Danish Free Press Society
- Katrine Winkel Holm speaking at an event held by the Danish Free Society and the Young Conservatives Aarhus
- Formation: 2004
- Type: Freedom of expression advocacy group
- Headquarters: Denmark
- Chairman: Aia Fog
- Website: trykkefrihed.dk

= Danish Free Press Society =

Danish non-partisan organization

The Danish Free Press Society (Trykkefrihedsselskabet) is a Danish organisation founded in 2004 and originally led by Lars Hedegaard, that works in support of freedom of expression. It presents an annual award, the Sappho Award. The organisation has a publishing house, Trykkefrihedsselskabets Bibliotek, which focuses on research and criticism of Islam, and the organisation had about 800 members in 2010.

==Background and activities==
The organisation was founded in 2004 by Lars Hedegaard, David Gress, Kai Sørlander, Søren Krarup and Jesper Langballe, after Danish PEN objected to admit Hedegaard as a member due to his writings on Islam. The organisation published an online magazine, Sappho, that was edited by Helle Merete Brix and Katrine Winkel Holm. Winkel Holm took over as chairman of the organisation in 2014 after Hedegaard was subjected to an assassination attempt.

In 2009, the organisation reprinted the Muhammad cartoon drawn by Kurt Westergaard.

The organisation formerly counted Venstre politician Søren Pind and Conservative politician Naser Khader among its advisory board members, but both left the organisation in 2009 after controversial comments on Muslims by the chairman Lars Hedegaard.

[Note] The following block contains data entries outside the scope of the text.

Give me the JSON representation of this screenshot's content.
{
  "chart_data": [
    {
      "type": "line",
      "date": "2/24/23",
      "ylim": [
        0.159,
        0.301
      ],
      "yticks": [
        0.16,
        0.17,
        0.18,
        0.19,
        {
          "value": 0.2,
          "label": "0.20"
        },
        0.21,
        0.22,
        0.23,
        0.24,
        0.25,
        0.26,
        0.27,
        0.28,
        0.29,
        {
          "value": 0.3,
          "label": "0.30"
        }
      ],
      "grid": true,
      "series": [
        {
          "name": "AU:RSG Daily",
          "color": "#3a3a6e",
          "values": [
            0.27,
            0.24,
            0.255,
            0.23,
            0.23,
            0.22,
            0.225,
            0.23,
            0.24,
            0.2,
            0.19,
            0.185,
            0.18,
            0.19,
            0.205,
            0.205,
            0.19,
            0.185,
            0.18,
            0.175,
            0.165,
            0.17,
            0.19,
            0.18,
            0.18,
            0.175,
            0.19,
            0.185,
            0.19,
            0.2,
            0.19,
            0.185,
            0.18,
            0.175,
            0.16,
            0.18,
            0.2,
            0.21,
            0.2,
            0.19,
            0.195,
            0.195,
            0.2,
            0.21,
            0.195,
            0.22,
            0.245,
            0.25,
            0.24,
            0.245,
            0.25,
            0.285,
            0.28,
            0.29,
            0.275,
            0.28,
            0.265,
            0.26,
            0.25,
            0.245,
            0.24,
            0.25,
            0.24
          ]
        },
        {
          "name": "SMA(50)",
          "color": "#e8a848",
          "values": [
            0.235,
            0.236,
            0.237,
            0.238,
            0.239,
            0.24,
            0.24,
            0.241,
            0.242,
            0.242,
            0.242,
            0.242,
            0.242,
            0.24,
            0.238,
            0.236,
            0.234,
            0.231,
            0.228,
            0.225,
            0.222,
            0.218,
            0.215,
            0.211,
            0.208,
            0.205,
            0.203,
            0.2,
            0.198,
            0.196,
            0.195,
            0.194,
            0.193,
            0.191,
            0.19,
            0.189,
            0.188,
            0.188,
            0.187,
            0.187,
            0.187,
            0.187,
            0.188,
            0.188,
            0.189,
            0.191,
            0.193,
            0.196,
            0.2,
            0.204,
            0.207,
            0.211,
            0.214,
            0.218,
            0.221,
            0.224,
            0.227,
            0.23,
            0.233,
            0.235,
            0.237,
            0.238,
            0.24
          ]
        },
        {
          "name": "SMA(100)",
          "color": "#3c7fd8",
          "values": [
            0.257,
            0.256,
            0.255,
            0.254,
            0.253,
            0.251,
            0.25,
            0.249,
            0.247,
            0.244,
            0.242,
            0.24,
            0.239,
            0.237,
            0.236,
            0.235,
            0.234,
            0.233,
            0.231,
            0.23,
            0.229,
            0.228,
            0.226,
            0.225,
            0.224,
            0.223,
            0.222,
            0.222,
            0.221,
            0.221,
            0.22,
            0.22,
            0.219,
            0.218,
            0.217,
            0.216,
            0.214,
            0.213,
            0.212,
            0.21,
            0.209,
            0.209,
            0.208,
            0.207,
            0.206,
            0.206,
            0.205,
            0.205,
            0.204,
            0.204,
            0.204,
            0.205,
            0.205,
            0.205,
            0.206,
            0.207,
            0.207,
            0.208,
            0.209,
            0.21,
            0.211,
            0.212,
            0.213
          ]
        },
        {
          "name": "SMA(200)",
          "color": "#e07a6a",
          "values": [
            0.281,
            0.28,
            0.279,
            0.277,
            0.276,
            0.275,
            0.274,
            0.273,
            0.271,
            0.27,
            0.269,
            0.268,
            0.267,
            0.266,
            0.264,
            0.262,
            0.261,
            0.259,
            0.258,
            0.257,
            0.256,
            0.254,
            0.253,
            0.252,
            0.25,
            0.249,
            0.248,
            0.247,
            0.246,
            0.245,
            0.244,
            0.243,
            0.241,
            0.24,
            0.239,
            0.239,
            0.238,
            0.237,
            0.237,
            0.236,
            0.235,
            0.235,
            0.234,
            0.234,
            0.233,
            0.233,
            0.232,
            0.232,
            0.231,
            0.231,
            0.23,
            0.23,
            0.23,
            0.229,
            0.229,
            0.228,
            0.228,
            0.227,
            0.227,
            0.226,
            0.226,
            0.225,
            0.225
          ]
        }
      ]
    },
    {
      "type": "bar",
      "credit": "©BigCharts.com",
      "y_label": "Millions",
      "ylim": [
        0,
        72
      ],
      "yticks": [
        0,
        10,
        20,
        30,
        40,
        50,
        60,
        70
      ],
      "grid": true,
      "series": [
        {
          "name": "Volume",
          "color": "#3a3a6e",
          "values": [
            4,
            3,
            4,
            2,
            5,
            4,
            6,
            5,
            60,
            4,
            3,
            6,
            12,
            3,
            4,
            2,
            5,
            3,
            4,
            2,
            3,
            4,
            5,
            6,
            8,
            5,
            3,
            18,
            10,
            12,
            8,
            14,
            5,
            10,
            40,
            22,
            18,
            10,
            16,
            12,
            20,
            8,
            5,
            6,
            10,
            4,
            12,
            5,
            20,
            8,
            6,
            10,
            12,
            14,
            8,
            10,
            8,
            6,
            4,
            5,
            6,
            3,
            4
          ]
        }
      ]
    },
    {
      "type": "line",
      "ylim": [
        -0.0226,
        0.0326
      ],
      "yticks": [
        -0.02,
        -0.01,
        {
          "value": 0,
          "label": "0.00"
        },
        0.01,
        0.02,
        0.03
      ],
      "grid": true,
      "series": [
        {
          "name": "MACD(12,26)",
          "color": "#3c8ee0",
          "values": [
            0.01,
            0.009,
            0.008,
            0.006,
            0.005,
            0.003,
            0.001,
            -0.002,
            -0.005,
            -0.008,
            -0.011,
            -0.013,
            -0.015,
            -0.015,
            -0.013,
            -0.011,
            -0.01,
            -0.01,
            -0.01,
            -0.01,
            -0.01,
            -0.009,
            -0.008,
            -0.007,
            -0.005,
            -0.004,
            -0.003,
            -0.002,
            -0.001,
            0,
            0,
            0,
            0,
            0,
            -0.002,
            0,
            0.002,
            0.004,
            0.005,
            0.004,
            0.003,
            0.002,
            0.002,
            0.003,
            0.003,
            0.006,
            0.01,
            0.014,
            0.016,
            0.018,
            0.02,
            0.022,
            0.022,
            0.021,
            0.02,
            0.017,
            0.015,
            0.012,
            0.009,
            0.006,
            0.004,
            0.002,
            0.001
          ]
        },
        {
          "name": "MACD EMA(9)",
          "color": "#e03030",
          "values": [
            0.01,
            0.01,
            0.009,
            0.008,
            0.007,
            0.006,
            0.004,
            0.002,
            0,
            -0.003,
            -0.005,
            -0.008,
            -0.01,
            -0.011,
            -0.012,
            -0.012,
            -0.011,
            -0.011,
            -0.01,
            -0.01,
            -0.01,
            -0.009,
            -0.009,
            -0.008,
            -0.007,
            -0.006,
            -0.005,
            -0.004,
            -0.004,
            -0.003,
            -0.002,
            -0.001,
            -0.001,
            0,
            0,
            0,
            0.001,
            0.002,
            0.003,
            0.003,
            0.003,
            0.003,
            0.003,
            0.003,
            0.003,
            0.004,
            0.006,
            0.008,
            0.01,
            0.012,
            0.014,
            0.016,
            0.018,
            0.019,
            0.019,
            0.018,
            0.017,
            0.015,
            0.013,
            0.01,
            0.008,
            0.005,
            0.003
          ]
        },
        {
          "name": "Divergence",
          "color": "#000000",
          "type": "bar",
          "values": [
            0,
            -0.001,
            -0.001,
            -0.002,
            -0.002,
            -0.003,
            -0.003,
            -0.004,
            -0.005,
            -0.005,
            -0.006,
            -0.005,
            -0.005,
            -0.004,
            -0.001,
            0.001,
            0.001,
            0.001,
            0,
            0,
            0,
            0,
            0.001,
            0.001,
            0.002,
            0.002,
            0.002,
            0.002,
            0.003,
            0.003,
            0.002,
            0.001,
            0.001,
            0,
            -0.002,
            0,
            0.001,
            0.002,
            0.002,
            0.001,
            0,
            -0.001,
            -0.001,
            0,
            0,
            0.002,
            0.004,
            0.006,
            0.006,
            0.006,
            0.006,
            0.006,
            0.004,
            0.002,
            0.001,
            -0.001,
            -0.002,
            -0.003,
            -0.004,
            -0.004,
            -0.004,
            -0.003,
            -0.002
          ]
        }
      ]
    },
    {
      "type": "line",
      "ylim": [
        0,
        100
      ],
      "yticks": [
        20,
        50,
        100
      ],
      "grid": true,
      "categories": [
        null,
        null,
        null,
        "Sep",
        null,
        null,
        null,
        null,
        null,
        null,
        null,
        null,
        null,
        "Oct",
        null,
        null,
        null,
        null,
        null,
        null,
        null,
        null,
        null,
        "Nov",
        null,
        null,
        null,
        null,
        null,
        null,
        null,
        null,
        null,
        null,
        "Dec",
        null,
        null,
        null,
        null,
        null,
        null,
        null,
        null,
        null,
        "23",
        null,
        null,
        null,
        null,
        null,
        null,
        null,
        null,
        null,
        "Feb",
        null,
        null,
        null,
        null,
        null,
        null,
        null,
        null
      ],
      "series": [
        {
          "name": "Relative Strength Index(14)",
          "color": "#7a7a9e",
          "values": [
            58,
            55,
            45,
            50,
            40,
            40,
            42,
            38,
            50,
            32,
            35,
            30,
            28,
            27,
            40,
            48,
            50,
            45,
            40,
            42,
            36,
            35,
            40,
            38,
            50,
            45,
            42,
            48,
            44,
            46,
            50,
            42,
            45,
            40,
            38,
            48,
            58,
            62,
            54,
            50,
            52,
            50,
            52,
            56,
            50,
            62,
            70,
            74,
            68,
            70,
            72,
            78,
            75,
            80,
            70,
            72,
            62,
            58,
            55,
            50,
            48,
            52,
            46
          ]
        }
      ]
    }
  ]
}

The organisation was extended internationally with the International Free Press Society in 2009, and has been described as a part of the counter-jihad movement.

The Sappho Award has been awarded to people including Mark Steyn, Thilo Sarrazin, Ezra Levant, Roger Scruton, Olga Romanova and Tommy Robinson.

Aia Fog became chairman of the organisation in 2018.